An internal knowledge-base assistant for a 100-person company — 5,000 questions per day. Input 4,000 tokens (longer retrieved context), output 400 tokens. Per question: ~$0.018. Daily: $90. Monthly: ~$2,700. Verdict: planning constraint at the high end of “small,” budget item at scale.

A document-processing pipeline — 100,000 PDFs per month at 5 pages each. Input ~2,500 tokens per page, output ~500 tokens. Per page: ~$0.015. Per document: ~$0.075. Monthly: $7,500. Verdict: a real line item; worth optimising or moving to specialised OCR (see Extract structured data from PDFs at scale).

An agent doing multi-step reasoning — 10,000 sessions per day, 8 turns each. This is where it gets expensive. Each turn re-pays input cost; output tokens accumulate. Conservative estimate: $0.50–$2 per session. Daily: $5,000–$20,000. Monthly: $150k–$600k. Verdict: agents at scale are a different cost regime; budget accordingly or pick smaller models for sub-tasks.

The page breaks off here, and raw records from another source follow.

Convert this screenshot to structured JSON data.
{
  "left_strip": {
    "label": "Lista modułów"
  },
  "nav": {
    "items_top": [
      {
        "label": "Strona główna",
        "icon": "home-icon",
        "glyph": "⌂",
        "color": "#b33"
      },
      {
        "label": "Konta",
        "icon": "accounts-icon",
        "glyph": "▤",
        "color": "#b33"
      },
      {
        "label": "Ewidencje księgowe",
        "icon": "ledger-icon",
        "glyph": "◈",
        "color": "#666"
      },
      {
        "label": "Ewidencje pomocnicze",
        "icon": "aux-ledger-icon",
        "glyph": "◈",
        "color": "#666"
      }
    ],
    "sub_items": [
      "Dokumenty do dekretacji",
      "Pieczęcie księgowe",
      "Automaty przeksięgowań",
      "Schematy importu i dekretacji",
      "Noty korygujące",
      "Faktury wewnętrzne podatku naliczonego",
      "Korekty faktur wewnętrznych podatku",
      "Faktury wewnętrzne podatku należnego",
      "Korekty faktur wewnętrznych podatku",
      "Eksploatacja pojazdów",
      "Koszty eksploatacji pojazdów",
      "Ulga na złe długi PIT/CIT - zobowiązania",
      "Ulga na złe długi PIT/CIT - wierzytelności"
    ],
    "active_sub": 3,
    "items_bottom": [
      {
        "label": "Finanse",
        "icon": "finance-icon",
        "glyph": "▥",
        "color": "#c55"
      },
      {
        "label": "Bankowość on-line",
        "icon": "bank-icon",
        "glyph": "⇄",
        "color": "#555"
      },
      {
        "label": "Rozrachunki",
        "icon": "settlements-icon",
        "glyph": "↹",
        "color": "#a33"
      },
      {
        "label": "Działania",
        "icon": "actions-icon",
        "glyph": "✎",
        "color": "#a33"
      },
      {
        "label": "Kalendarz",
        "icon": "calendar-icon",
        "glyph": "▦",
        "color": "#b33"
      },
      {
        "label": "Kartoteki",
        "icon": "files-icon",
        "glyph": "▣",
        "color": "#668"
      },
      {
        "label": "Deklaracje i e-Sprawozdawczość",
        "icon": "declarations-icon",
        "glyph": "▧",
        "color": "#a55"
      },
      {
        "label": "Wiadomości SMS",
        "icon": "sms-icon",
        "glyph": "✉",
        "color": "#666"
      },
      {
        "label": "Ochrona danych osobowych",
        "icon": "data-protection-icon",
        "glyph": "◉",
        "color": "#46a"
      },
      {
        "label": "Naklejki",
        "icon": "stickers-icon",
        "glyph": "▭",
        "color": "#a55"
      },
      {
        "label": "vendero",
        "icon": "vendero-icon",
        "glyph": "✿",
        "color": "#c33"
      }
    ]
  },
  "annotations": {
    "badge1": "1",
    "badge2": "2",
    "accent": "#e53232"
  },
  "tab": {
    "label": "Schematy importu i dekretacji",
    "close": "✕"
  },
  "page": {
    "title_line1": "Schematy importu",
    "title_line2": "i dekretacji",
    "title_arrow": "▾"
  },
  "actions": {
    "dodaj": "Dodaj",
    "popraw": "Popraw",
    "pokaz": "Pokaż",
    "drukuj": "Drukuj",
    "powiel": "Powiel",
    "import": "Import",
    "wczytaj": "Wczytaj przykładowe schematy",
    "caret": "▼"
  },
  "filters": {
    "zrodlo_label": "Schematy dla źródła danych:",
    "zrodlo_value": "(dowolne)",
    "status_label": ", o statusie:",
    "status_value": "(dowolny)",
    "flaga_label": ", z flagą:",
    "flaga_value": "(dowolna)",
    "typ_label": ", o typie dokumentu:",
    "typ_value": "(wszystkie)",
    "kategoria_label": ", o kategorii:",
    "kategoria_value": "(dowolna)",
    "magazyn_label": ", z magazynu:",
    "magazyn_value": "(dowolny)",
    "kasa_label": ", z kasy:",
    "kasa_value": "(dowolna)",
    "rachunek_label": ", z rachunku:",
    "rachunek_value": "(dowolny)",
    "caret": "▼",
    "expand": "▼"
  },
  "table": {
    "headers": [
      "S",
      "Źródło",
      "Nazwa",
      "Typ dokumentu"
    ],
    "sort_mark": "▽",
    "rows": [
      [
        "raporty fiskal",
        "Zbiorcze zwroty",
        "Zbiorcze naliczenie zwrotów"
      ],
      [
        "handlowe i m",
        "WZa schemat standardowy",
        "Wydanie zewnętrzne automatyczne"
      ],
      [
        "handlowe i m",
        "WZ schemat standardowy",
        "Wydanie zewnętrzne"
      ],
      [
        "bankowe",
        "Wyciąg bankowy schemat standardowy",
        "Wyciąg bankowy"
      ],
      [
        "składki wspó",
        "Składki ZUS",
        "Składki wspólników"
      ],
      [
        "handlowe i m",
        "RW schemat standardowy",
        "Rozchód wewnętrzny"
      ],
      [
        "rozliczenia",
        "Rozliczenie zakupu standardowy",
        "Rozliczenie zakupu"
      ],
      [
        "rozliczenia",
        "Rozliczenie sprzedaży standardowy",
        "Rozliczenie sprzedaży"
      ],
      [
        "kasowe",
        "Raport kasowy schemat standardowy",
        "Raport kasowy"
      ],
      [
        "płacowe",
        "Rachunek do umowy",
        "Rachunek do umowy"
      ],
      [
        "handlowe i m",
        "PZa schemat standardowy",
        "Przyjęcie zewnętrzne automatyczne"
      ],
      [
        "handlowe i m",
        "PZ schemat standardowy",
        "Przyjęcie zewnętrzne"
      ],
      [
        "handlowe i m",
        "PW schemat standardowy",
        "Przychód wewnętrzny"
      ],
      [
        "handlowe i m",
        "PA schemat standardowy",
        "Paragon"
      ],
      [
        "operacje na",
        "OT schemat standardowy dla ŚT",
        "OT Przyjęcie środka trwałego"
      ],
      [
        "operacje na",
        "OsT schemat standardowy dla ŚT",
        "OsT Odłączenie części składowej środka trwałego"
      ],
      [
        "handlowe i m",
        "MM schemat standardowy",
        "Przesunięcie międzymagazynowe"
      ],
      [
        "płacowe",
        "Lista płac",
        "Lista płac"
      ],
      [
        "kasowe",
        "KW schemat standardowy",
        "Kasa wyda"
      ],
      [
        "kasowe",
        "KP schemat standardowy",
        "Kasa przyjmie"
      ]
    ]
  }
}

Pattern: for most “AI as a tool” use cases, the bill is small. For “AI in the hot path of a high-volume product,” the bill becomes a real engineering constraint and shapes what’s worth building.

What to watch for

Where pricing assumptions break

Vendor pricing pages quote per-million-tokens; your invoice is per-token. A 30% increase in average output length on a high-volume workload shows up as a 30% increase in monthly bill. Monitor your average output length, not just call count.
Reasoning modes (o-series, Claude extended thinking, Gemini Deep Think) bill the model’s “thinking” tokens. These can be 10–50× more output tokens than the user-visible response. Worth it for hard problems; expensive for routine ones.
Image and audio inputs are tokenised differently. Each image is roughly 1,000–2,000 tokens depending on resolution; audio input is also priced per-token, with conversion ratios that vary by vendor. Check the specific vendor docs for multimodal pricing.
Caching only helps if your context is genuinely repeated. A new context per call doesn’t benefit. Architect your prompts so the long, unchanging part comes first.
Free tiers have hidden costs. “Free” usually means rate-limited and slow; the per-call cost is being subsidised. If you build a product on a free tier, your scaling story breaks at the moment it works.

Common questions

FAQ

Why does the same prompt sometimes use a different number of tokens?

Output is the variable part — the model decides how long to respond. Input is deterministic for a given tokenizer and prompt, but two different vendors will tokenize the same text into slightly different counts (their tokenizers differ). When you compare costs across vendors, compare the cost of the work, not the token count.

How do I keep costs down without giving up quality?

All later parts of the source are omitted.